The ways in which monetary policy affects the economy are far from mechanical in their
operation. In aggregate, however, a general negative association between interest rates
and both demand growth and inflation is clear. Substantial rises in interest rates,
designed to restrain inflationary booms, have been followed by contractions in demand
and a reduction in inflation. Conversely, substantial interest rate reductions have been
followed by periods of significantly faster growth. In responding to cyclical developments
and inflationary pressures, monetary policy has had a powerful influence on aggregate
demand and inflation in the economy.

Australian fiscal policy is based on a medium-term framework designed to ensure budget

balance over the cycle. This medium-term framework ensures that the Government
balance sheet remains in good order. The formulation of the fiscal strategy, with an over
the cycle emphasis, also allows the use of fiscal policy as a demand management tool.
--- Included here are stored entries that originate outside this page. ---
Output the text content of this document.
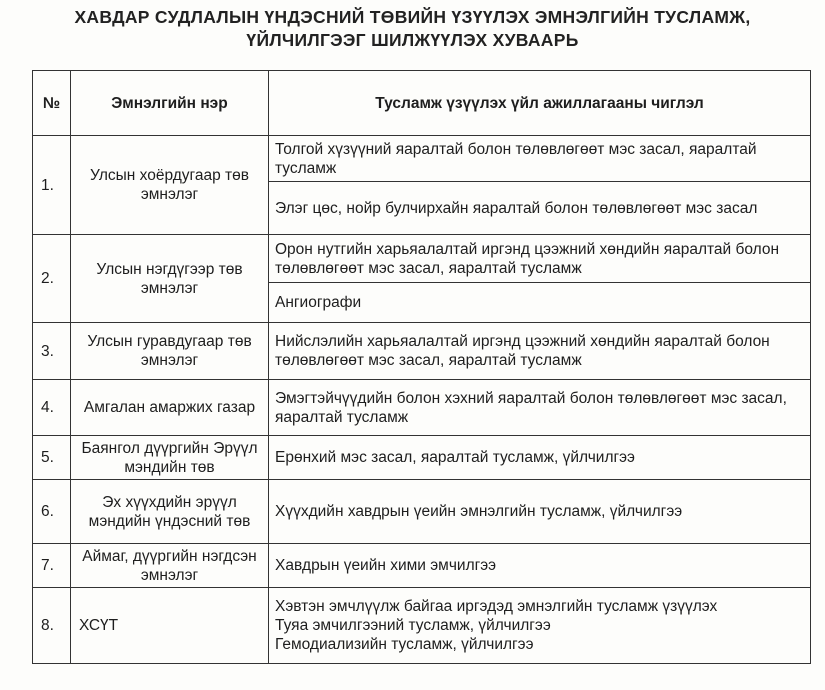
ХАВДАР СУДЛАЛЫН ҮНДЭСНИЙ ТӨВИЙН ҮЗҮҮЛЭХ ЭМНЭЛГИЙН ТУСЛАМЖ,
ҮЙЛЧИЛГЭЭГ ШИЛЖҮҮЛЭХ ХУВААРЬ
№	Эмнэлгийн нэр	Тусламж үзүүлэх үйл ажиллагааны чиглэл
1.	Улсын хоёрдугаар төв эмнэлэг	Толгой хүзүүний яаралтай болон төлөвлөгөөт мэс засал, яаралтай тусламж
		Элэг цөс, нойр булчирхайн яаралтай болон төлөвлөгөөт мэс засал
2.	Улсын нэгдүгээр төв эмнэлэг	Орон нутгийн харьяалалтай иргэнд цээжний хөндийн яаралтай болон төлөвлөгөөт мэс засал, яаралтай тусламж
		Ангиографи
3.	Улсын гуравдугаар төв эмнэлэг	Нийслэлийн харьяалалтай иргэнд цээжний хөндийн яаралтай болон төлөвлөгөөт мэс засал, яаралтай тусламж
4.	Амгалан амаржих газар	Эмэгтэйчүүдийн болон хэхний яаралтай болон төлөвлөгөөт мэс засал, яаралтай тусламж
5.	Баянгол дүүргийн Эрүүл мэндийн төв	Ерөнхий мэс засал, яаралтай тусламж, үйлчилгээ
6.	Эх хүүхдийн эрүүл мэндийн үндэсний төв	Хүүхдийн хавдрын үеийн эмнэлгийн тусламж, үйлчилгээ
7.	Аймаг, дүүргийн нэгдсэн эмнэлэг	Хавдрын үеийн хими эмчилгээ
8.	ХСҮТ	Хэвтэн эмчлүүлж байгаа иргэдэд эмнэлгийн тусламж үзүүлэх
Туяа эмчилгээний тусламж, үйлчилгээ
Гемодиализийн тусламж, үйлчилгээ
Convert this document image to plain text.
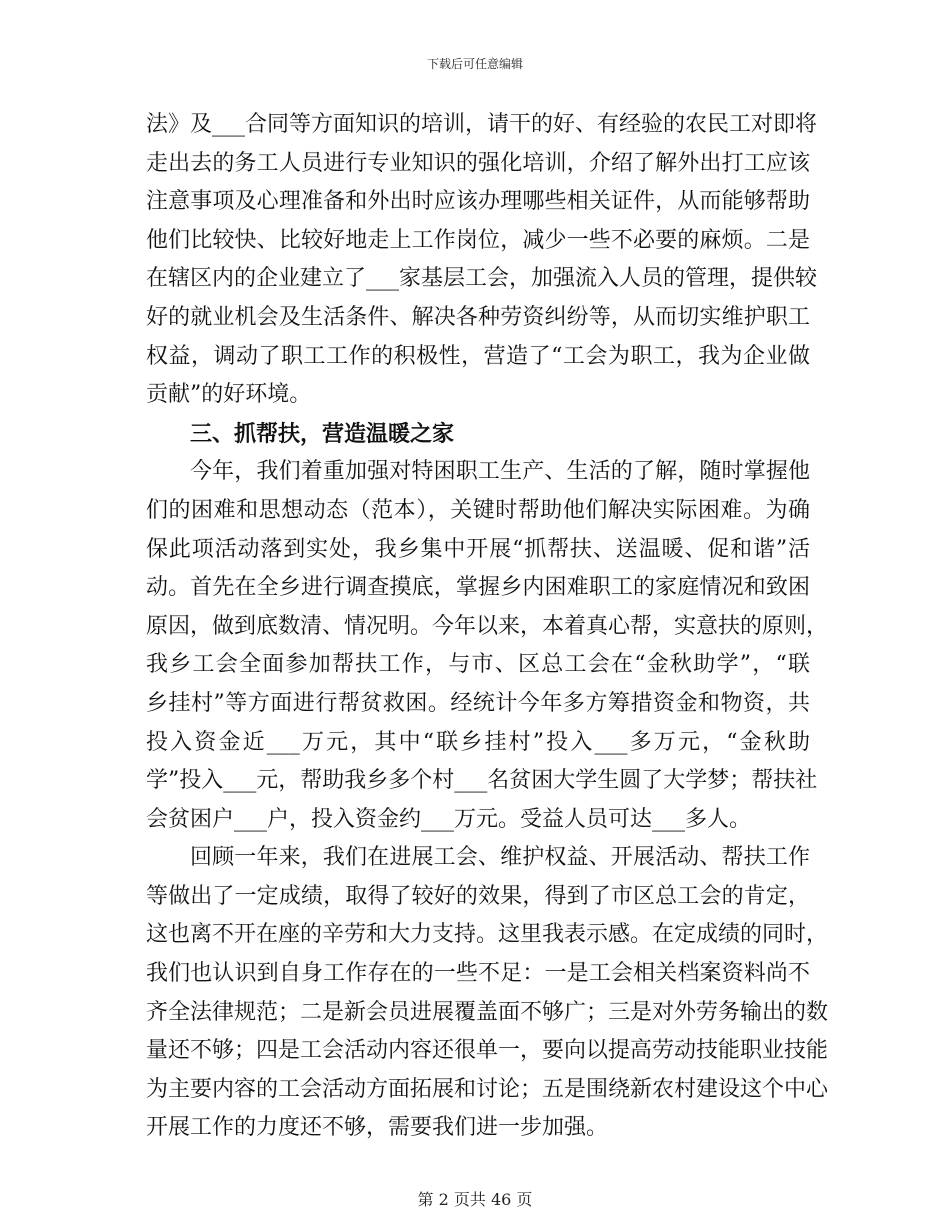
下载后可任意编辑
法》及___合同等方面知识的培训，请干的好、有经验的农民工对即将
走出去的务工人员进行专业知识的强化培训，介绍了解外出打工应该
注意事项及心理准备和外出时应该办理哪些相关证件，从而能够帮助
他们比较快、比较好地走上工作岗位，减少一些不必要的麻烦。二是
在辖区内的企业建立了___家基层工会，加强流入人员的管理，提供较
好的就业机会及生活条件、解决各种劳资纠纷等，从而切实维护职工
权益，调动了职工工作的积极性，营造了“工会为职工，我为企业做
贡献”的好环境。
三、抓帮扶，营造温暖之家
今年，我们着重加强对特困职工生产、生活的了解，随时掌握他
们的困难和思想动态（范本），关键时帮助他们解决实际困难。为确
保此项活动落到实处，我乡集中开展“抓帮扶、送温暖、促和谐”活
动。首先在全乡进行调查摸底，掌握乡内困难职工的家庭情况和致困
原因，做到底数清、情况明。今年以来，本着真心帮，实意扶的原则，
我乡工会全面参加帮扶工作，与市、区总工会在“金秋助学”，“联
乡挂村”等方面进行帮贫救困。经统计今年多方筹措资金和物资，共
投入资金近___万元，其中“联乡挂村”投入___多万元，“金秋助
学”投入___元，帮助我乡多个村___名贫困大学生圆了大学梦；帮扶社
会贫困户___户，投入资金约___万元。受益人员可达___多人。
回顾一年来，我们在进展工会、维护权益、开展活动、帮扶工作
等做出了一定成绩，取得了较好的效果，得到了市区总工会的肯定，
这也离不开在座的辛劳和大力支持。这里我表示感。在定成绩的同时，
我们也认识到自身工作存在的一些不足：一是工会相关档案资料尚不
齐全法律规范；二是新会员进展覆盖面不够广；三是对外劳务输出的数
量还不够；四是工会活动内容还很单一，要向以提高劳动技能职业技能
为主要内容的工会活动方面拓展和讨论；五是围绕新农村建设这个中心
开展工作的力度还不够，需要我们进一步加强。
第 2 页共 46 页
The fact that the strategy allows the use of discretionary fiscal policy raises the question
of the desirability and effectiveness of discretionary fiscal policy. Australia is a relatively
small, open, financially developed economy with a floating exchange rate. Standard
economic theory suggests that monetary policy is a relatively more potent demand
management tool for such economies. For example, it predicts that fiscal expansion will
produce higher interest rates that will reduce investment expenditure. However, it also
predicts that the instantaneous inflow of capital will to some extent circumvent any
change in interest rates, and produce an appreciation of the currency and a smaller
contribution of net exports to growth. In contrast, expansionary
monetary policy leads to lower interest rates, capital outflow and a depreciated currency,
which increases the net export contribution to growth. Symmetrically, with the first policy
case, the capital outflow will mitigate the actual change in domestic interest rates.
From a policy makers perspective it is important to have some understanding of the
effectiveness of fiscal policy to inform the desirability and magnitude of any fiscal
package. The paper does not attempt to ascertain the total effectiveness of fiscal policy.
This paper focuses on two factors private sector saving offsets and interest rate effects
that may reduce the effectiveness of fiscal policy as an aggregate demand management
tool in Australia.
The paper is organized as follows. Section II considers evidence of private sector saving
offsets in Australia. Section III considers the potential link between fiscal policy and
interest margins. Section IV considers the policy implications of the papers findings.